By request, surplus property including computers owned by the state may be requested by governments and school districts, and the state will supply them to try to bridge the digital divide during school closures.
During today's conference, the Governor spoke on the importance of using 2-1-1 to access resource and have questions answered, and reserving 9-1-1 solely for emergencies. I have been updating a comprehensive list of local, state, and federal resources available NOW to Rocky Mount Residents here: https://www.sandyroberson.com/post/covid-19-resources-available-to-you . He encouraged us to be mindful about purchasing only what we need from the grocery store, especially at this week, the beginning of the month, when those in need have just received the resources they need to purchase groceries this month.
As I mentioned in a previous blog post, coronavirus symptoms become an emergency when an infected person begins to experience shortness of breath.

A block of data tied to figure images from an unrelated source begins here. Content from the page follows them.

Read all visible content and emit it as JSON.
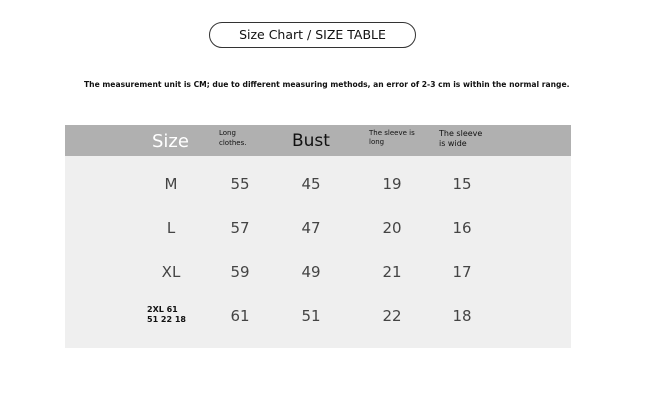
{
  "title": "Size Chart / SIZE TABLE",
  "note": "The measurement unit is CM; due to different measuring methods, an error of 2-3 cm is within the normal range.",
  "headers": [
    "Size",
    "Long clothes.",
    "Bust",
    "The sleeve is long",
    "The sleeve is wide"
  ],
  "rows": [
    {
      "size": "M",
      "length": "55",
      "bust": "45",
      "sleeve_length": "19",
      "sleeve_width": "15"
    },
    {
      "size": "L",
      "length": "57",
      "bust": "47",
      "sleeve_length": "20",
      "sleeve_width": "16"
    },
    {
      "size": "XL",
      "length": "59",
      "bust": "49",
      "sleeve_length": "21",
      "sleeve_width": "17"
    },
    {
      "size": "2XL 61 51 22 18",
      "length": "61",
      "bust": "51",
      "sleeve_length": "22",
      "sleeve_width": "18"
    }
  ]
}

Call your health care provider if you are experiencing any symptoms and they will let you know whether or not it is necessary to come in, or if it is better to stay home.
Currently in North Carolina, there are at least 1,503 people in 78 North Carolina counties have tested positive for the coronavirus. There are 157 people hospitalized and the median age of those testing positive is 47. Today, a Cherokee County resident was the ninth virus-related death in the state. From what we know about community spread, it is assumed that the number of infected people is far higher than the number of those who have tested positive for the virus.